The Federal Open Market Committee (FOMC) meets today for a second day of deliberations on the forecast for the U.S. economy. The main focus today will be the likely announcement that the Fed will begin tapering its stimulus efforts by reducing the amount of bonds being purchased monthly from $85 billion to $75 billion. Even with this slight adjustment the Fed will continue their stimulus going into the U.S. economy and interest rates should hold at their current low levels for some time in the future.
With Larry Summers out of the picture to succeed outgoing Fed Chairman Ben Bernanke, Federal Reserve Vice Chairwoman Janet Yellen immediately became the front-runner. Yellen’s supporters are now emboldened more than ever to continue pushing her candidacy even amidst the evident strained relationship between the White House and Senate Democrats that emanated from the Summers candidacy. The strained relationship between the White House and Senate Democrats will not bold well for them in the fiscal battles ahead.

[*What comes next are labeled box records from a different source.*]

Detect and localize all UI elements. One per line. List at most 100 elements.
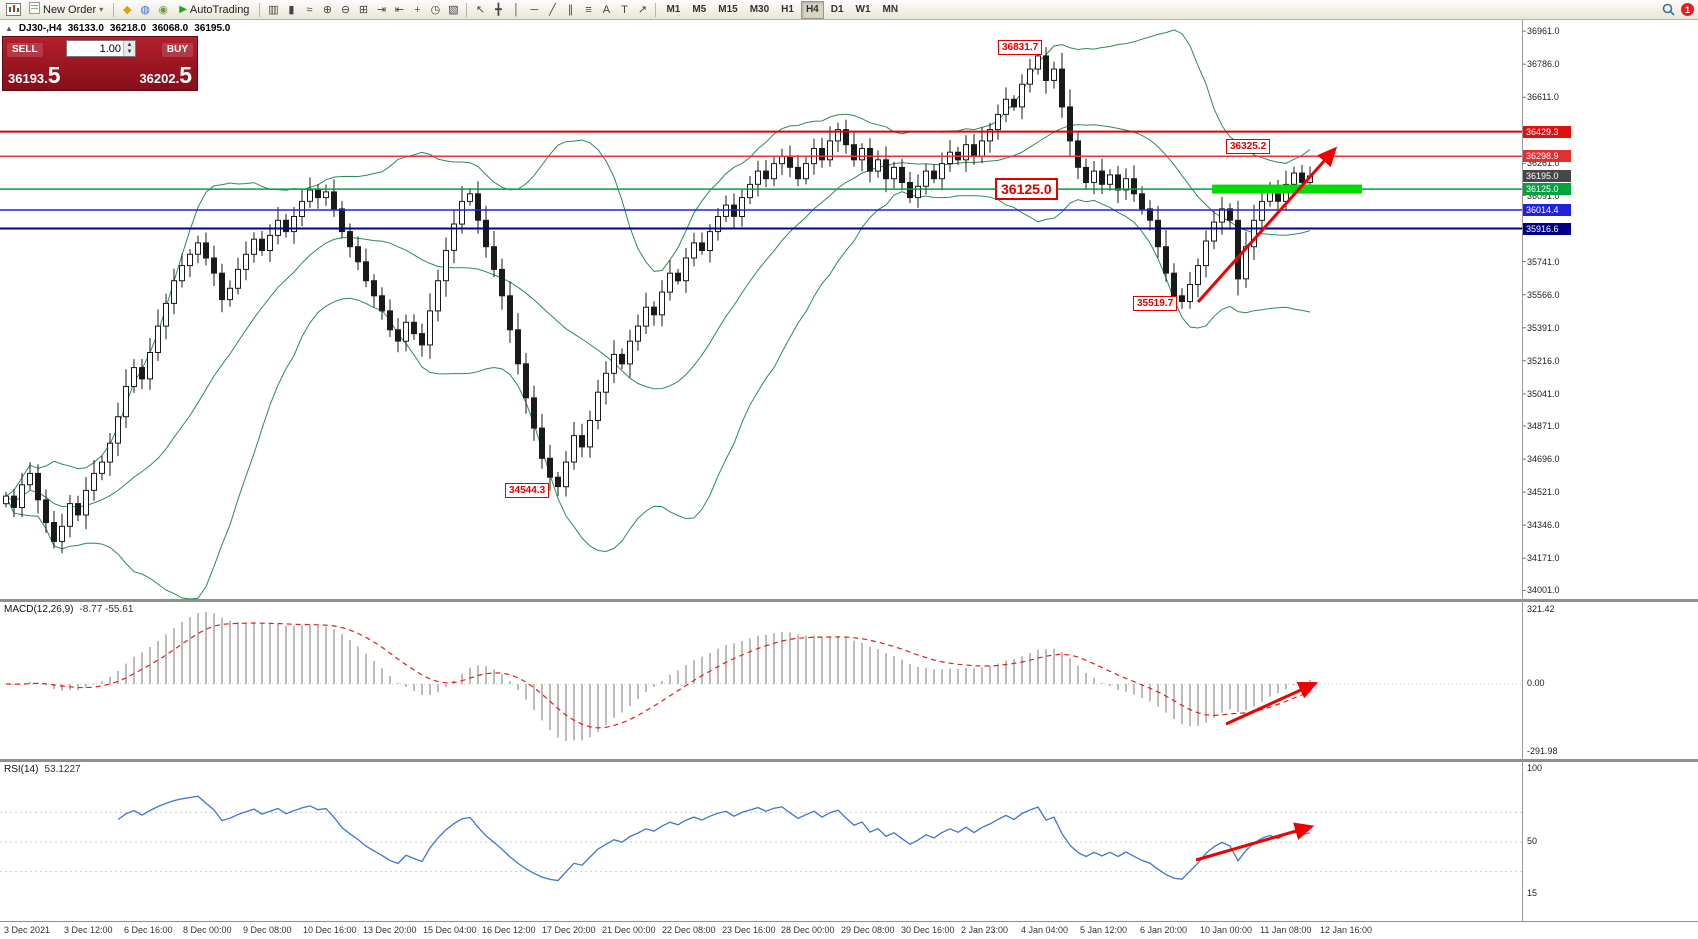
timeframe-button-w1[interactable]: W1	[855, 3, 871, 15]
metaeditor-icon[interactable]: ◆	[122, 4, 132, 16]
rsi-axis-label: 100	[1527, 763, 1543, 773]
channel-icon[interactable]: ∥	[567, 4, 574, 16]
rsi-panel-label: RSI(14) 53.1227	[4, 764, 81, 775]
crosshair-icon[interactable]: ╋	[495, 4, 502, 16]
text-icon[interactable]: A	[602, 3, 611, 16]
price-axis-label: 35566.0	[1527, 289, 1560, 300]
panel-separator[interactable]	[0, 599, 1698, 602]
timeframe-button-mn[interactable]: MN	[882, 3, 899, 15]
horizontal-line-icon[interactable]: ─	[530, 3, 539, 16]
timeframe-button-h4[interactable]: H4	[800, 0, 824, 19]
price-annotation-bottom[interactable]: 34544.3	[505, 483, 550, 498]
macd-trend-arrow[interactable]	[1225, 682, 1319, 726]
price-axis-label: 34346.0	[1527, 520, 1560, 531]
price-trend-arrow[interactable]	[1196, 146, 1338, 304]
panel-separator[interactable]	[0, 759, 1698, 762]
time-axis-label: 3 Dec 2021	[4, 925, 51, 935]
price-axis-label: 34871.0	[1527, 421, 1560, 431]
zoom-in-icon[interactable]: ⊕	[322, 4, 333, 16]
alerts-icon[interactable]: ◉	[158, 4, 168, 16]
volume-input[interactable]	[67, 41, 123, 56]
trendline-icon[interactable]: ╱	[549, 4, 556, 16]
volume-field: ▲ ▼	[66, 40, 136, 57]
timeframe-button-d1[interactable]: D1	[830, 3, 844, 15]
templates-icon[interactable]: ▧	[448, 4, 459, 16]
new-order-label: New Order	[43, 3, 97, 16]
rsi-axis-label: 50	[1527, 836, 1538, 846]
market-watch-icon[interactable]: ◍	[140, 4, 150, 16]
toolbar-separator	[466, 2, 468, 17]
timeframe-button-h1[interactable]: H1	[781, 3, 794, 15]
price-axis-label: 36611.0	[1527, 92, 1559, 103]
macd-axis-label: 321.42	[1527, 604, 1555, 614]
cursor-icon[interactable]: ↖	[475, 4, 486, 16]
ohlc-close: 36195.0	[194, 23, 231, 34]
new-order-button[interactable]: New Order ▾	[23, 0, 109, 19]
time-axis-label: 9 Dec 08:00	[243, 925, 292, 935]
time-axis-label: 23 Dec 16:00	[722, 925, 776, 935]
main-toolbar: New Order ▾ ◆ ◍ ◉ ▶ AutoTrading ▥ ▮ ≈ ⊕ ⊖ ⊞ ⇥ ⇤ + ◷…	[0, 0, 1698, 20]
time-axis-label: 3 Dec 12:00	[64, 925, 113, 935]
candlestick-series	[3, 44, 1313, 554]
toolbar-separator	[655, 2, 657, 17]
autotrading-play-icon: ▶	[179, 4, 187, 15]
ohlc-open: 36133.0	[67, 23, 104, 34]
arrow-tool-icon[interactable]: ↗	[637, 4, 648, 16]
price-tag: 36298.9	[1523, 150, 1571, 163]
notification-badge[interactable]: 1	[1681, 3, 1694, 16]
autotrading-button[interactable]: ▶ AutoTrading	[173, 2, 255, 18]
price-axis-label: 34171.0	[1527, 553, 1560, 564]
price-annotation-low[interactable]: 35519.7	[1133, 296, 1178, 311]
time-axis-label: 11 Jan 08:00	[1260, 925, 1312, 935]
timeframe-button-m15[interactable]: M15	[718, 3, 738, 15]
macd-axis-label: -291.98	[1527, 746, 1558, 756]
vertical-line-icon[interactable]: │	[513, 3, 520, 16]
candlestick-chart-icon[interactable]: ▮	[288, 4, 295, 16]
timeframe-button-m5[interactable]: M5	[692, 3, 707, 15]
buy-button[interactable]: BUY 36202.5	[100, 37, 197, 90]
price-axis-label: 36786.0	[1527, 59, 1560, 70]
price-annotation-res[interactable]: 36325.2	[1226, 139, 1271, 154]
ohlc-low: 36068.0	[152, 23, 189, 34]
price-annotation-mid[interactable]: 36125.0	[995, 178, 1058, 200]
volume-up-button[interactable]: ▲	[126, 41, 133, 48]
oneclick-toggle[interactable]: ▲	[5, 24, 13, 33]
price-axis-label: 35041.0	[1527, 388, 1560, 399]
zoom-out-icon[interactable]: ⊖	[340, 4, 351, 16]
time-axis-label: 15 Dec 04:00	[423, 925, 477, 935]
price-tag: 36125.0	[1523, 183, 1571, 196]
price-tag: 36195.0	[1523, 169, 1571, 182]
label-icon[interactable]: T	[621, 3, 628, 16]
autotrading-label: AutoTrading	[189, 3, 250, 16]
chart-window-icon[interactable]	[4, 2, 22, 18]
auto-scroll-icon[interactable]: ⇥	[376, 4, 387, 16]
support-zone-highlight[interactable]	[1212, 184, 1362, 194]
one-click-trading-widget: SELL 36193.5 ▲ ▼ BUY 36202.5	[2, 36, 198, 91]
tile-windows-icon[interactable]: ⊞	[358, 4, 369, 16]
sell-button[interactable]: SELL 36193.5	[3, 37, 100, 90]
price-axis-label: 35741.0	[1527, 256, 1560, 267]
periods-icon[interactable]: ◷	[430, 4, 441, 16]
macd-signal-line	[5, 622, 1311, 729]
rsi-line	[117, 795, 1311, 882]
price-tag: 35916.6	[1523, 222, 1571, 235]
price-axis-label: 35216.0	[1527, 355, 1560, 366]
chart-shift-icon[interactable]: ⇤	[394, 4, 405, 16]
price-tag: 36014.4	[1523, 204, 1571, 216]
price-annotation-high[interactable]: 36831.7	[998, 40, 1043, 55]
timeframe-button-m30[interactable]: M30	[749, 3, 770, 15]
price-axis-label: 36091.0	[1527, 190, 1560, 201]
time-axis-label: 10 Dec 16:00	[303, 925, 357, 935]
line-chart-icon[interactable]: ≈	[306, 3, 313, 16]
time-axis-label: 17 Dec 20:00	[542, 925, 596, 935]
fibonacci-icon[interactable]: ≡	[585, 3, 592, 16]
quote-bar: ▲ DJ30-,H4 36133.0 36218.0 36068.0 36195…	[5, 23, 230, 34]
indicators-icon[interactable]: +	[414, 3, 421, 16]
search-icon[interactable]	[1659, 2, 1677, 18]
rsi-trend-arrow[interactable]	[1195, 822, 1315, 862]
bar-chart-icon[interactable]: ▥	[268, 4, 279, 16]
volume-down-button[interactable]: ▼	[126, 48, 133, 55]
timeframe-button-m1[interactable]: M1	[666, 3, 681, 15]
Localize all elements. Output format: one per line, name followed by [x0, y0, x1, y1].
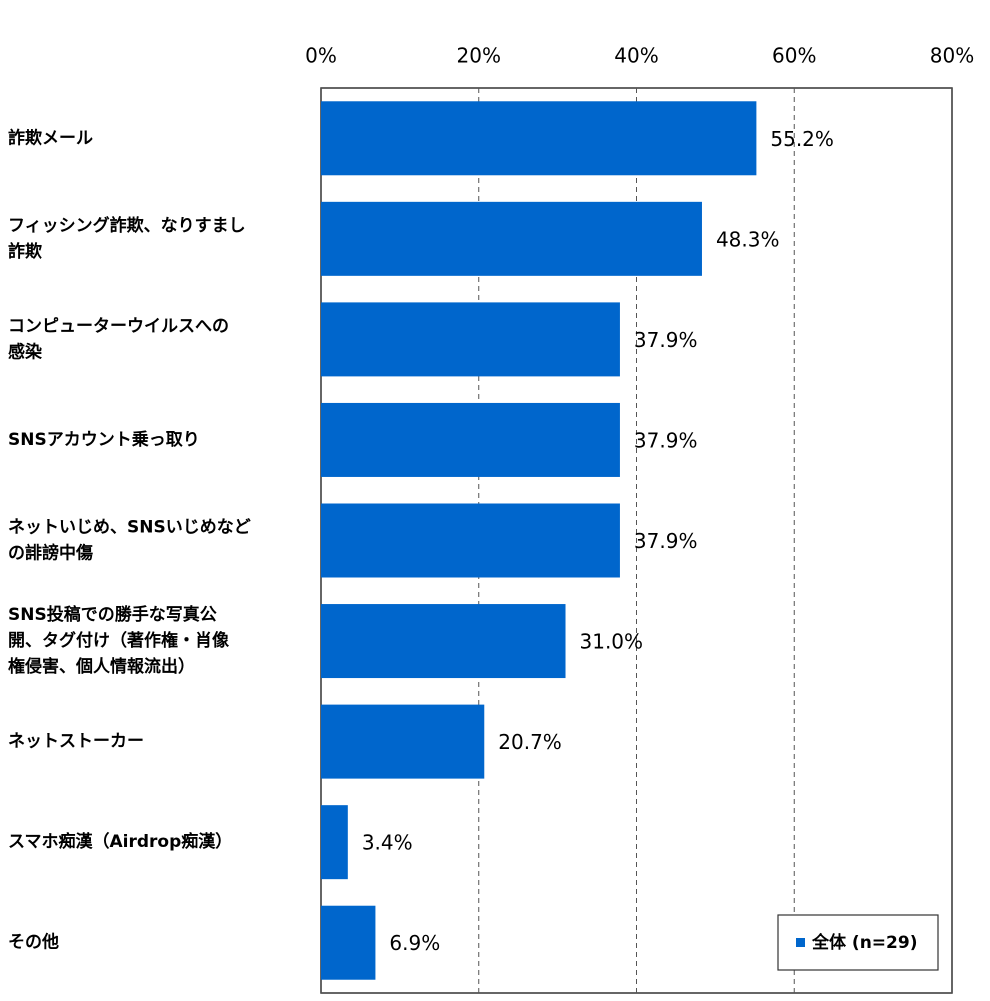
- bar: [321, 201, 702, 276]
- category-label: ネットストーカー: [8, 732, 144, 752]
- category-label: 開、タグ付け（著作権・肖像: [8, 630, 230, 651]
- value-label: 37.9%: [634, 529, 698, 553]
- category-label: SNSアカウント乗っ取り: [8, 430, 200, 450]
- category-label: ネットいじめ、SNSいじめなど: [8, 518, 251, 538]
- value-label: 20.7%: [498, 730, 562, 754]
- x-tick-label: 0%: [305, 44, 337, 68]
- bar: [321, 805, 348, 880]
- legend: 全体 (n=29): [777, 914, 939, 971]
- x-tick-label: 60%: [772, 44, 816, 68]
- bar: [321, 905, 376, 980]
- value-label: 37.9%: [634, 428, 698, 452]
- x-tick-label: 20%: [457, 44, 501, 68]
- bar: [321, 503, 620, 578]
- category-label: 権侵害、個人情報流出）: [8, 656, 195, 677]
- x-tick-label: 40%: [614, 44, 658, 68]
- bar: [321, 604, 566, 679]
- category-label: 感染: [8, 341, 42, 362]
- bar: [321, 704, 485, 779]
- value-label: 55.2%: [770, 127, 834, 151]
- value-label: 48.3%: [716, 227, 780, 251]
- category-label: コンピューターウイルスへの: [8, 316, 229, 336]
- category-label: 詐欺メール: [8, 127, 93, 148]
- legend-swatch: [796, 938, 805, 947]
- x-tick-label: 80%: [930, 44, 974, 68]
- value-label: 3.4%: [362, 831, 413, 855]
- category-label: SNS投稿での勝手な写真公: [8, 604, 217, 625]
- value-label: 37.9%: [634, 328, 698, 352]
- legend-label: 全体 (n=29): [811, 932, 917, 953]
- category-label: の誹謗中傷: [8, 543, 93, 564]
- category-label: その他: [8, 932, 59, 953]
- bar: [321, 402, 620, 477]
- category-label: 詐欺: [8, 241, 42, 262]
- bar: [321, 302, 620, 377]
- value-label: 6.9%: [389, 931, 440, 955]
- bar: [321, 101, 757, 176]
- category-label: フィッシング詐欺、なりすまし: [8, 215, 246, 236]
- value-label: 31.0%: [580, 630, 644, 654]
- category-label: スマホ痴漢（Airdrop痴漢）: [8, 831, 232, 852]
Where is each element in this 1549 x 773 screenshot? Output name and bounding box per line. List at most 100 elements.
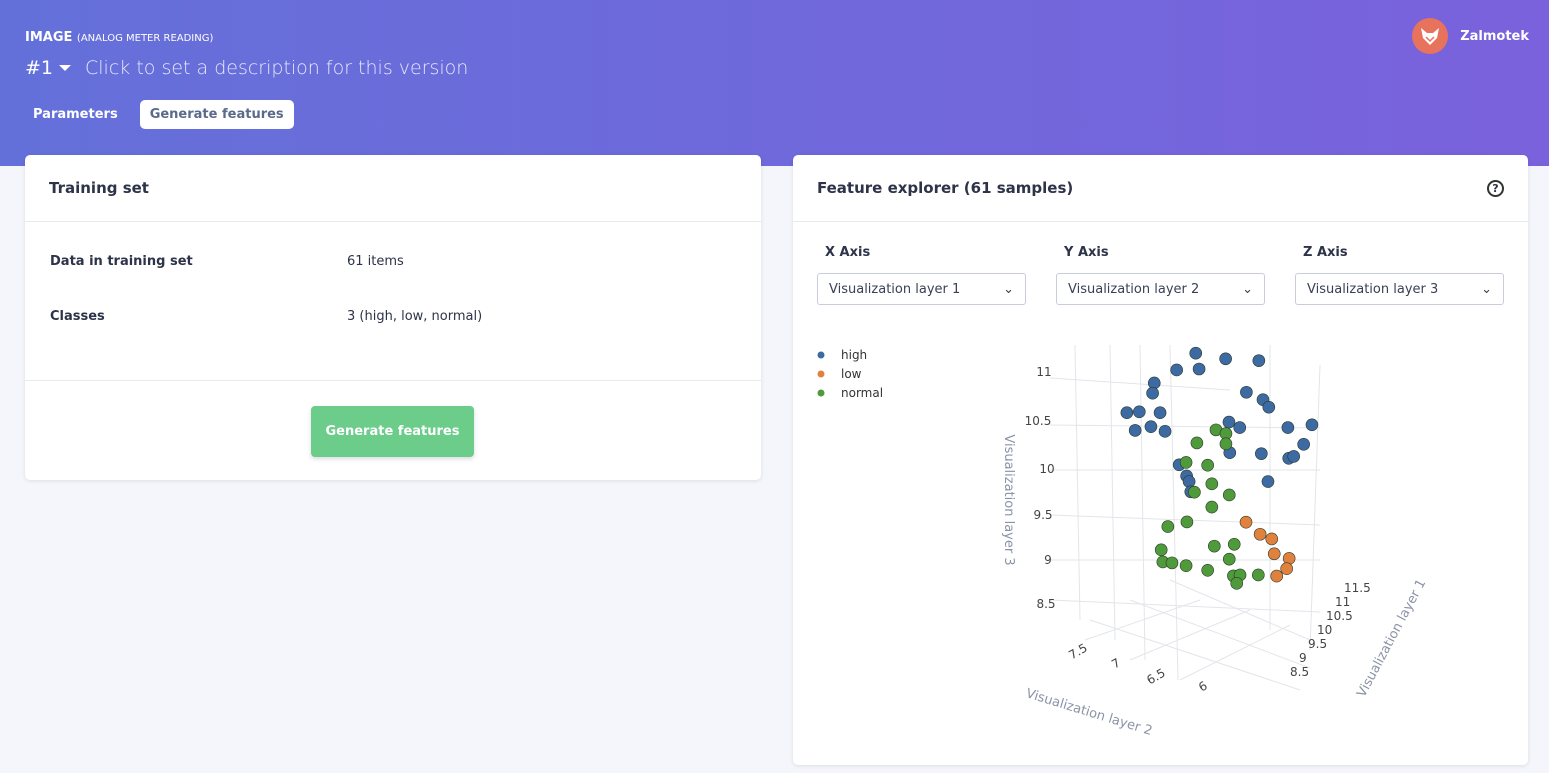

Meanwhile, yesterday the Congressional Budget Office (CBO) released a report that showed the long-term outlook for U.S. debt remains ominous. While CBO reported recent declines in the deficit, from $1.1 trillion to $642 billion, current federal tax and spending policies were unsustainable in the out-years. CBO said, “Unless substantial changes are made to the major health care programs and Social Security, those programs will absorb a much larger share of the economy’s total output in the future than they have in the past.”
If unchanged, the Federal debt held by the public will increase from the current 73 percent to 100 percent of gross domestic product (GDP) from 2013 to 2038. Such high percent of debt-to-GDP sparked the recent European fiscal crisis. While there remains time to act, the changes needed to alter this course for the U.S. “presents lawmakers and the public with difficult choices,” said CBO.
In related news, last night Republican leaders decided to bring to the House floor the fiscal year 2014 continuing resolution (CR) that would fund federal government agencies from October 1 to December 15 and withdraw funding for the implementation of the Affordable Care Act (P.L. 111-148). This sets up another big fight with congressional Democrats and will increase the likelihood of a government shutdown after Sept. 30.